As a consequence, on this visit, I decided I was going to measure all the edges of the beds, so that I would know how much wood I would need if I decided to go down that avenue again. Then I can at least calculate the potential cost by a quick trip to the garden centre or salvage yard.
The only problem was that I was half way there before I realised I'd forgotten the tape measure and pencil/paper to note down the measurements. I decided I'd have to get creative. I had a pen in the car and an old car park ticket and decided that these together with my wellies would just have to do.

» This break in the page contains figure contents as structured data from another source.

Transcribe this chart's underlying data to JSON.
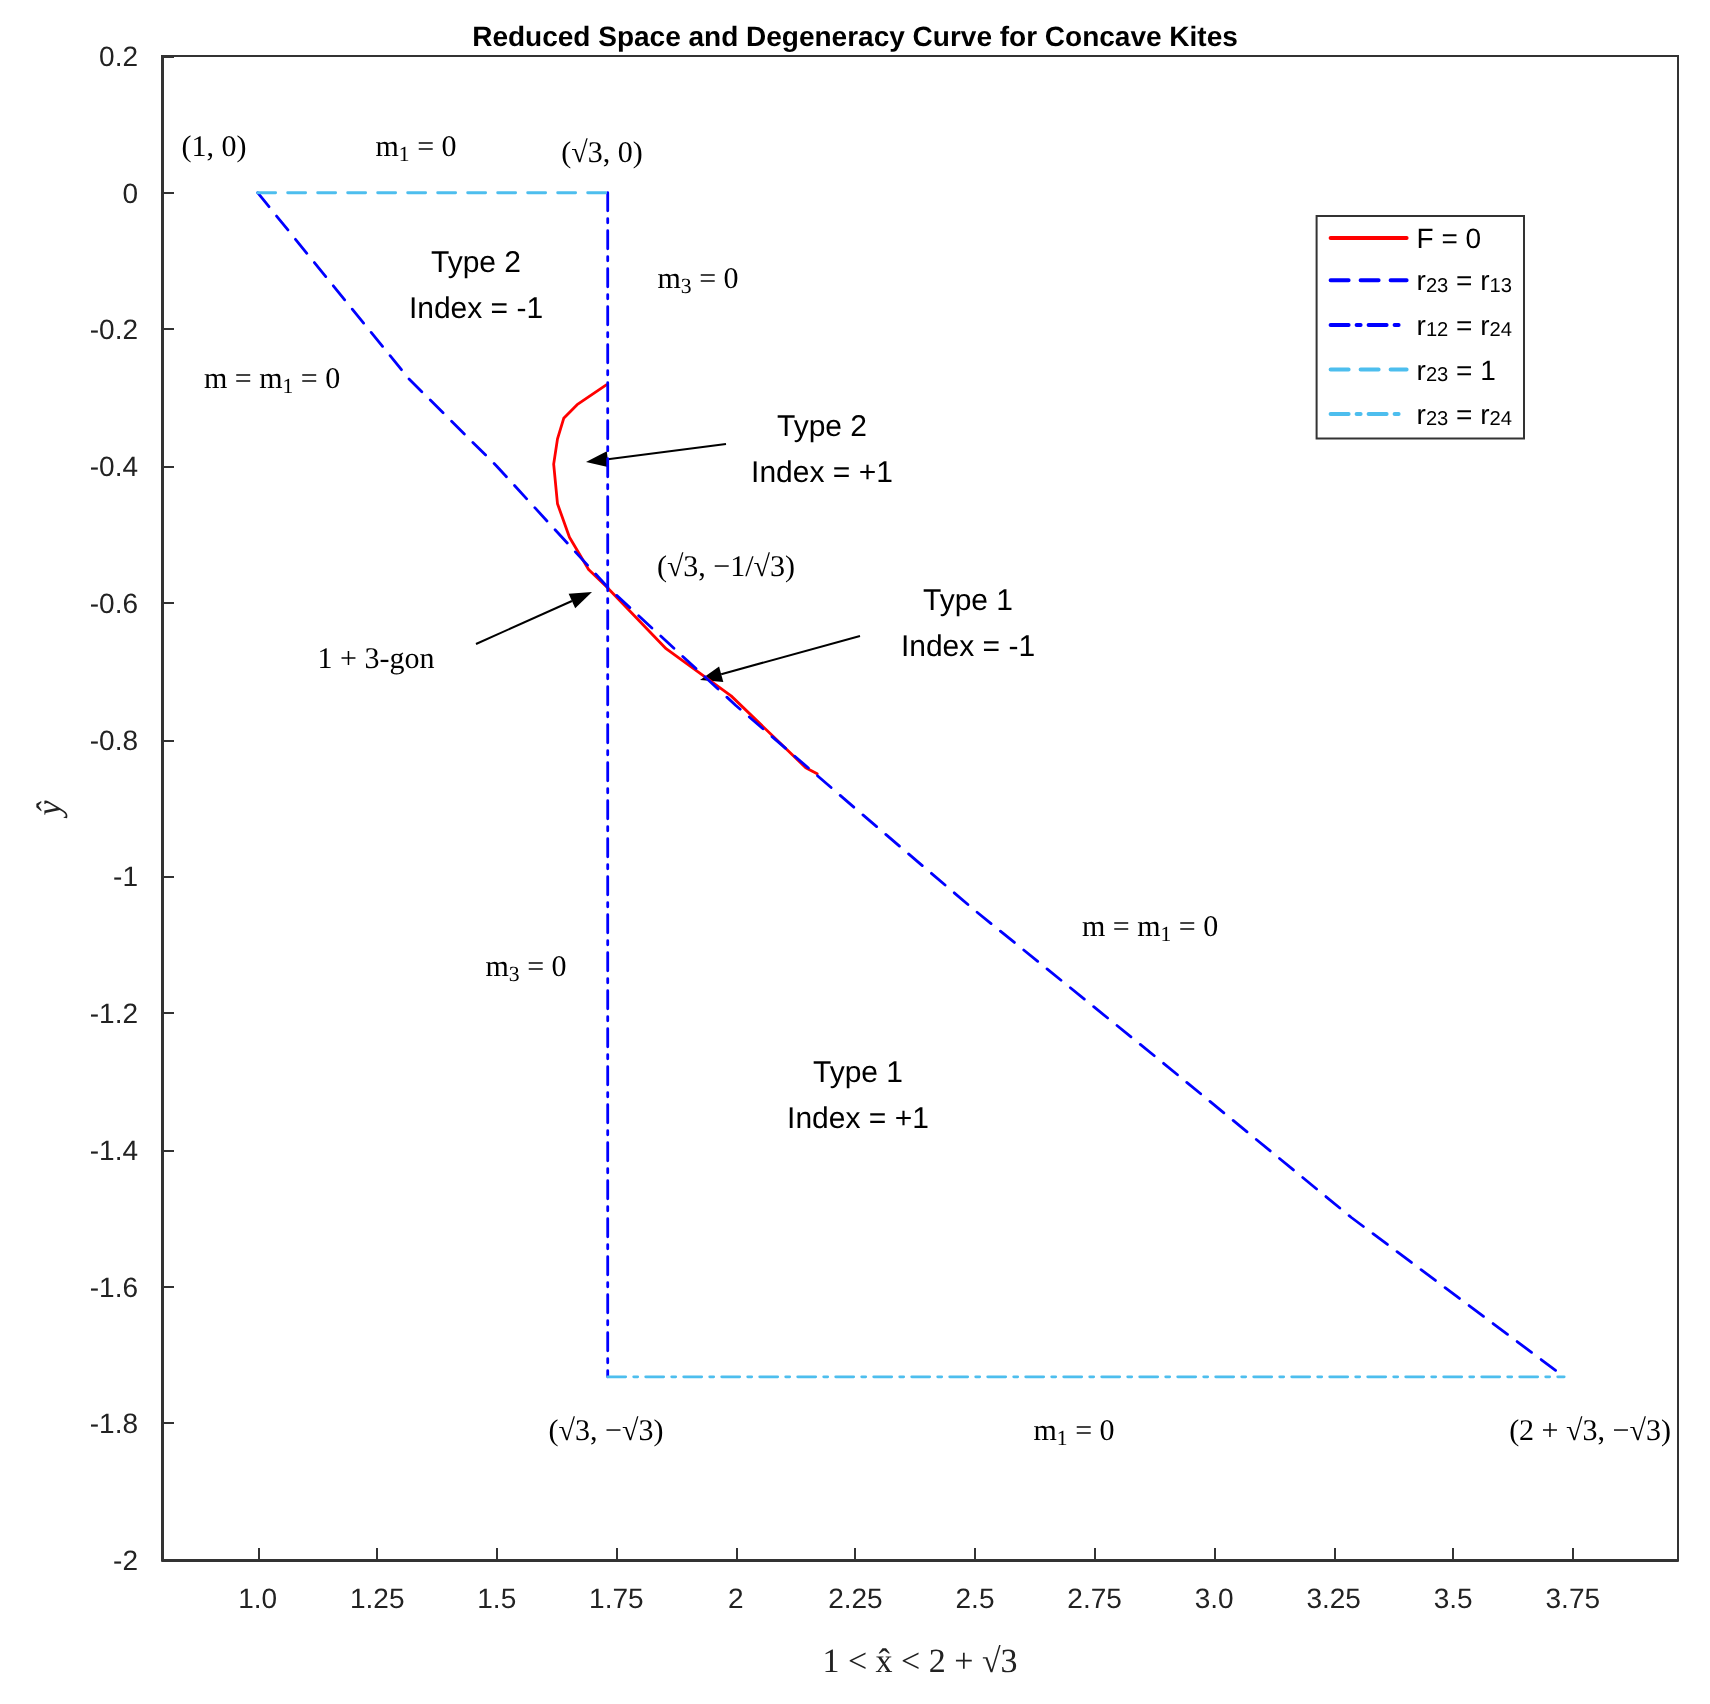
{
  "chart_data": {
    "type": "line",
    "title": "Reduced Space and Degeneracy Curve for Concave Kites",
    "xlabel": "1 < x̂ < 2 + √3",
    "ylabel": "ŷ",
    "xlim": [
      0.8,
      3.97
    ],
    "ylim": [
      -2,
      0.2
    ],
    "xticks": [
      {
        "value": 1,
        "label": "1.0"
      },
      1.25,
      1.5,
      1.75,
      2,
      2.25,
      2.5,
      2.75,
      {
        "value": 3,
        "label": "3.0"
      },
      3.25,
      3.5,
      3.75
    ],
    "yticks": [
      0.2,
      0,
      -0.2,
      -0.4,
      -0.6,
      -0.8,
      -1,
      -1.2,
      -1.4,
      -1.6,
      -1.8,
      -2
    ],
    "grid": false,
    "legend": "top right",
    "marker": "none",
    "series": [
      {
        "name": "F = 0",
        "color": "#ff0000",
        "line_style": "solid",
        "x": [
          1.729,
          1.668,
          1.64,
          1.627,
          1.619,
          1.627,
          1.652,
          1.692,
          1.729,
          1.854,
          1.99,
          2.146,
          2.17
        ],
        "values": [
          -0.281,
          -0.31,
          -0.33,
          -0.36,
          -0.397,
          -0.455,
          -0.504,
          -0.551,
          -0.576,
          -0.667,
          -0.736,
          -0.841,
          -0.85
        ]
      },
      {
        "name": "r$_{23}$ = r$_{13}$",
        "color": "#0000ff",
        "line_style": "dashed",
        "x": [
          1,
          1.316,
          1.5,
          1.732,
          2,
          2.247,
          2.5,
          2.883,
          3.287,
          3.732
        ],
        "values": [
          0,
          -0.272,
          -0.4,
          -0.577,
          -0.75,
          -0.899,
          -1.05,
          -1.267,
          -1.499,
          -1.732
        ]
      },
      {
        "name": "r$_{12}$ = r$_{24}$",
        "color": "#0000ff",
        "line_style": "dashdot",
        "x": [
          1.732,
          1.732
        ],
        "values": [
          0,
          -1.732
        ]
      },
      {
        "name": "r$_{23}$ = 1",
        "color": "#4dbeee",
        "line_style": "dashed",
        "x": [
          1,
          1.732
        ],
        "values": [
          0,
          0
        ]
      },
      {
        "name": "r$_{23}$ = r$_{24}$",
        "color": "#4dbeee",
        "line_style": "dashdot",
        "x": [
          1.732,
          3.732
        ],
        "values": [
          -1.732,
          -1.732
        ]
      }
    ],
    "annotations": [
      "(1, 0)",
      "m$_{1}$ = 0",
      "(√3, 0)",
      "Type 2\nIndex = -1",
      "m$_{3}$ = 0",
      "m = m$_{1}$ = 0",
      "Type 2\nIndex = +1",
      "(√3, −1/√3)",
      "Type 1\nIndex = -1",
      "1 + 3-gon",
      "m = m$_{1}$ = 0",
      "m$_{3}$ = 0",
      "Type 1\nIndex = +1",
      "(√3, −√3)",
      "m$_{1}$ = 0",
      "(2 + √3, −√3)"
    ]
  }
}
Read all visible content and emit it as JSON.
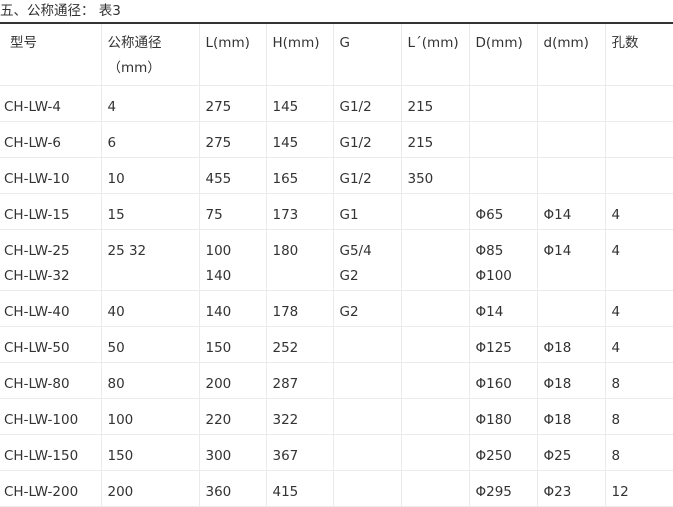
{
  "title": "五、公称通径： 表3",
  "table": {
    "headers": [
      "型号",
      "公称通径",
      "L(mm)",
      "H(mm)",
      "G",
      "L´(mm)",
      "D(mm)",
      "d(mm)",
      "孔数"
    ],
    "header_sub": "（mm）",
    "rows": [
      [
        [
          "CH-LW-4"
        ],
        [
          "4"
        ],
        [
          "275"
        ],
        [
          "145"
        ],
        [
          "G1/2"
        ],
        [
          "215"
        ],
        [
          ""
        ],
        [
          ""
        ],
        [
          ""
        ]
      ],
      [
        [
          "CH-LW-6"
        ],
        [
          "6"
        ],
        [
          "275"
        ],
        [
          "145"
        ],
        [
          "G1/2"
        ],
        [
          "215"
        ],
        [
          ""
        ],
        [
          ""
        ],
        [
          ""
        ]
      ],
      [
        [
          "CH-LW-10"
        ],
        [
          "10"
        ],
        [
          "455"
        ],
        [
          "165"
        ],
        [
          "G1/2"
        ],
        [
          "350"
        ],
        [
          ""
        ],
        [
          ""
        ],
        [
          ""
        ]
      ],
      [
        [
          "CH-LW-15"
        ],
        [
          "15"
        ],
        [
          "75"
        ],
        [
          "173"
        ],
        [
          "G1"
        ],
        [
          ""
        ],
        [
          "Φ65"
        ],
        [
          "Φ14"
        ],
        [
          "4"
        ]
      ],
      [
        [
          "CH-LW-25",
          "CH-LW-32"
        ],
        [
          "25 32"
        ],
        [
          "100",
          "140"
        ],
        [
          "180"
        ],
        [
          "G5/4",
          "G2"
        ],
        [
          ""
        ],
        [
          "Φ85",
          "Φ100"
        ],
        [
          "Φ14"
        ],
        [
          "4"
        ]
      ],
      [
        [
          "CH-LW-40"
        ],
        [
          "40"
        ],
        [
          "140"
        ],
        [
          "178"
        ],
        [
          "G2"
        ],
        [
          ""
        ],
        [
          "Φ14"
        ],
        [
          ""
        ],
        [
          "4"
        ]
      ],
      [
        [
          "CH-LW-50"
        ],
        [
          "50"
        ],
        [
          "150"
        ],
        [
          "252"
        ],
        [
          ""
        ],
        [
          ""
        ],
        [
          "Φ125"
        ],
        [
          "Φ18"
        ],
        [
          "4"
        ]
      ],
      [
        [
          "CH-LW-80"
        ],
        [
          "80"
        ],
        [
          "200"
        ],
        [
          "287"
        ],
        [
          ""
        ],
        [
          ""
        ],
        [
          "Φ160"
        ],
        [
          "Φ18"
        ],
        [
          "8"
        ]
      ],
      [
        [
          "CH-LW-100"
        ],
        [
          "100"
        ],
        [
          "220"
        ],
        [
          "322"
        ],
        [
          ""
        ],
        [
          ""
        ],
        [
          "Φ180"
        ],
        [
          "Φ18"
        ],
        [
          "8"
        ]
      ],
      [
        [
          "CH-LW-150"
        ],
        [
          "150"
        ],
        [
          "300"
        ],
        [
          "367"
        ],
        [
          ""
        ],
        [
          ""
        ],
        [
          "Φ250"
        ],
        [
          "Φ25"
        ],
        [
          "8"
        ]
      ],
      [
        [
          "CH-LW-200"
        ],
        [
          "200"
        ],
        [
          "360"
        ],
        [
          "415"
        ],
        [
          ""
        ],
        [
          ""
        ],
        [
          "Φ295"
        ],
        [
          "Φ23"
        ],
        [
          "12"
        ]
      ]
    ]
  }
}
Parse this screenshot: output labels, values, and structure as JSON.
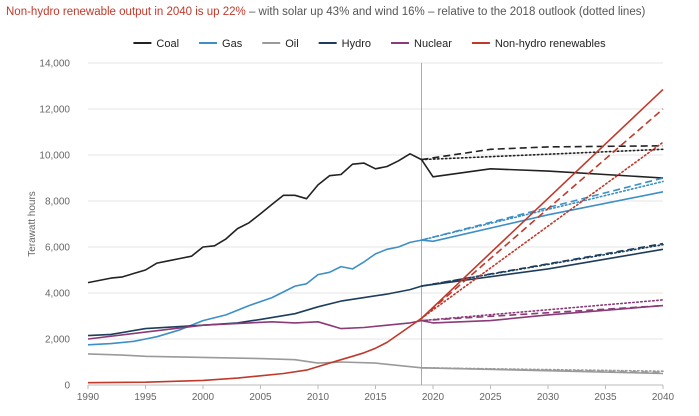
{
  "title_highlight": "Non-hydro renewable output in 2040 is up 22%",
  "title_rest": " – with solar up 43% and wind 16% – relative to the 2018 outlook (dotted lines)",
  "chart_data": {
    "type": "line",
    "xlabel": "",
    "ylabel": "Terawatt hours",
    "xlim": [
      1990,
      2040
    ],
    "ylim": [
      0,
      14000
    ],
    "x_ticks": [
      1990,
      1995,
      2000,
      2005,
      2010,
      2015,
      2020,
      2025,
      2030,
      2035,
      2040
    ],
    "y_ticks": [
      0,
      2000,
      4000,
      6000,
      8000,
      10000,
      12000,
      14000
    ],
    "y_tick_labels": [
      "0",
      "2,000",
      "4,000",
      "6,000",
      "8,000",
      "10,000",
      "12,000",
      "14,000"
    ],
    "grid": "horizontal",
    "legend_position": "top",
    "divider_year": 2019,
    "series": [
      {
        "name": "Coal",
        "color": "#222222",
        "history": {
          "x": [
            1990,
            1991,
            1992,
            1993,
            1994,
            1995,
            1996,
            1997,
            1998,
            1999,
            2000,
            2001,
            2002,
            2003,
            2004,
            2005,
            2006,
            2007,
            2008,
            2009,
            2010,
            2011,
            2012,
            2013,
            2014,
            2015,
            2016,
            2017,
            2018,
            2019
          ],
          "y": [
            4450,
            4550,
            4650,
            4700,
            4850,
            5000,
            5300,
            5400,
            5500,
            5600,
            6000,
            6050,
            6350,
            6800,
            7050,
            7450,
            7850,
            8250,
            8250,
            8100,
            8700,
            9100,
            9150,
            9600,
            9650,
            9400,
            9500,
            9750,
            10050,
            9800
          ]
        },
        "projection": {
          "x": [
            2019,
            2020,
            2025,
            2030,
            2040
          ],
          "y": [
            9800,
            9050,
            9400,
            9300,
            9000
          ]
        },
        "alt_projection": {
          "style": "dashed",
          "x": [
            2019,
            2025,
            2030,
            2040
          ],
          "y": [
            9800,
            10250,
            10350,
            10400
          ]
        },
        "outlook_2018": {
          "style": "dotted",
          "x": [
            2019,
            2040
          ],
          "y": [
            9800,
            10250
          ]
        }
      },
      {
        "name": "Gas",
        "color": "#3d8fc6",
        "history": {
          "x": [
            1990,
            1992,
            1994,
            1995,
            1996,
            1998,
            2000,
            2002,
            2004,
            2006,
            2008,
            2009,
            2010,
            2011,
            2012,
            2013,
            2014,
            2015,
            2016,
            2017,
            2018,
            2019
          ],
          "y": [
            1750,
            1800,
            1900,
            2000,
            2100,
            2400,
            2800,
            3050,
            3450,
            3800,
            4300,
            4400,
            4800,
            4900,
            5150,
            5050,
            5350,
            5700,
            5900,
            6000,
            6200,
            6300
          ]
        },
        "projection": {
          "x": [
            2019,
            2020,
            2030,
            2040
          ],
          "y": [
            6300,
            6250,
            7400,
            8400
          ]
        },
        "alt_projection": {
          "style": "dashed",
          "x": [
            2019,
            2040
          ],
          "y": [
            6300,
            9000
          ]
        },
        "outlook_2018": {
          "style": "dotted",
          "x": [
            2019,
            2040
          ],
          "y": [
            6300,
            8850
          ]
        }
      },
      {
        "name": "Oil",
        "color": "#9a9a9a",
        "history": {
          "x": [
            1990,
            1993,
            1995,
            2000,
            2005,
            2008,
            2010,
            2012,
            2015,
            2019
          ],
          "y": [
            1350,
            1300,
            1250,
            1200,
            1150,
            1100,
            950,
            1000,
            950,
            750
          ]
        },
        "projection": {
          "x": [
            2019,
            2040
          ],
          "y": [
            750,
            500
          ]
        },
        "alt_projection": {
          "style": "dashed",
          "x": [
            2019,
            2040
          ],
          "y": [
            750,
            550
          ]
        },
        "outlook_2018": {
          "style": "dotted",
          "x": [
            2019,
            2040
          ],
          "y": [
            750,
            600
          ]
        }
      },
      {
        "name": "Hydro",
        "color": "#1d3d5c",
        "history": {
          "x": [
            1990,
            1992,
            1995,
            2000,
            2003,
            2005,
            2008,
            2010,
            2012,
            2014,
            2016,
            2018,
            2019
          ],
          "y": [
            2150,
            2200,
            2450,
            2600,
            2700,
            2850,
            3100,
            3400,
            3650,
            3800,
            3950,
            4150,
            4300
          ]
        },
        "projection": {
          "x": [
            2019,
            2030,
            2040
          ],
          "y": [
            4300,
            5050,
            5900
          ]
        },
        "alt_projection": {
          "style": "dashed",
          "x": [
            2019,
            2040
          ],
          "y": [
            4300,
            6150
          ]
        },
        "outlook_2018": {
          "style": "dotted",
          "x": [
            2019,
            2040
          ],
          "y": [
            4300,
            6100
          ]
        }
      },
      {
        "name": "Nuclear",
        "color": "#8a3b78",
        "history": {
          "x": [
            1990,
            1995,
            2000,
            2002,
            2004,
            2006,
            2008,
            2010,
            2011,
            2012,
            2014,
            2016,
            2018,
            2019
          ],
          "y": [
            2000,
            2300,
            2600,
            2650,
            2700,
            2750,
            2700,
            2750,
            2600,
            2450,
            2500,
            2600,
            2700,
            2800
          ]
        },
        "projection": {
          "x": [
            2019,
            2020,
            2025,
            2030,
            2040
          ],
          "y": [
            2800,
            2700,
            2800,
            3050,
            3450
          ]
        },
        "alt_projection": {
          "style": "dashed",
          "x": [
            2019,
            2040
          ],
          "y": [
            2800,
            3450
          ]
        },
        "outlook_2018": {
          "style": "dotted",
          "x": [
            2019,
            2040
          ],
          "y": [
            2800,
            3700
          ]
        }
      },
      {
        "name": "Non-hydro renewables",
        "color": "#c0392b",
        "history": {
          "x": [
            1990,
            1995,
            2000,
            2003,
            2005,
            2007,
            2009,
            2010,
            2011,
            2012,
            2013,
            2014,
            2015,
            2016,
            2017,
            2018,
            2019
          ],
          "y": [
            100,
            120,
            200,
            300,
            400,
            500,
            650,
            800,
            950,
            1100,
            1250,
            1400,
            1600,
            1850,
            2200,
            2550,
            2900
          ]
        },
        "projection": {
          "x": [
            2019,
            2040
          ],
          "y": [
            2900,
            12850
          ]
        },
        "alt_projection": {
          "style": "dashed",
          "x": [
            2019,
            2040
          ],
          "y": [
            2900,
            12000
          ]
        },
        "outlook_2018": {
          "style": "dotted",
          "x": [
            2019,
            2040
          ],
          "y": [
            2900,
            10550
          ]
        }
      }
    ]
  }
}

I dutifully measured the edges by how many boot lengths they were and will be spending this evening deciphering and calculating my results, once I've measured the length of my wellies.
I have got a few other ideas for edging the beds which I may consider if the wood option is too expensive. One involves bricks sunk into the ground. I can't remember where I saw it, somewhere on line, but it gave an interesting effect and might be possible to use old bricks if I can find a good source.
Anyway, I hadn't been to the plot since the end of October I think, so I was kind of dreading what I'd find. Here's a couple of pictures of what it did look like after being left all winter.
The bed in the second picture didn't really get a good dig over in the autumn, as the soil was quite hard, so I began there and dug it all over and put in a row of potato tubers (next to where the canes are lying on the ground) to help break up the soil. Here's what it looked like afterwards.
Then I dug over the main large bed, taking out lots of old potato tubers that I'd missed last year and which were now sprouting. I could have left them in, but I don't want to plant my tubers in this bed this year, so didn't. It took a good couple of hours to dig over most of the plot, by which time I was starting to flag but I was happy with what I achieved.
It looked a lot tidier. I still need to tackle the mint in the far corner as it is getting quite unruly, needs cutting back and some digging out. I set aside most of the rotting wood from the bed edges as it was just getting in the way. I'm going to put some of this wood chip on my paths on my next visit, when I remember to take a spade and a rake with me.
I was going to stay a little longer and sow the lettuce, onions and broad beans, but I got caught in a torrential downpour and had to pack up and come home, still pondering on what to do with the bed edges.
I might have to do a bit of research on Pinterest to resolve this issue. (There goes another few hours!) I can't see me doing much in the immediate future, until I have some funds available. Maybe next month.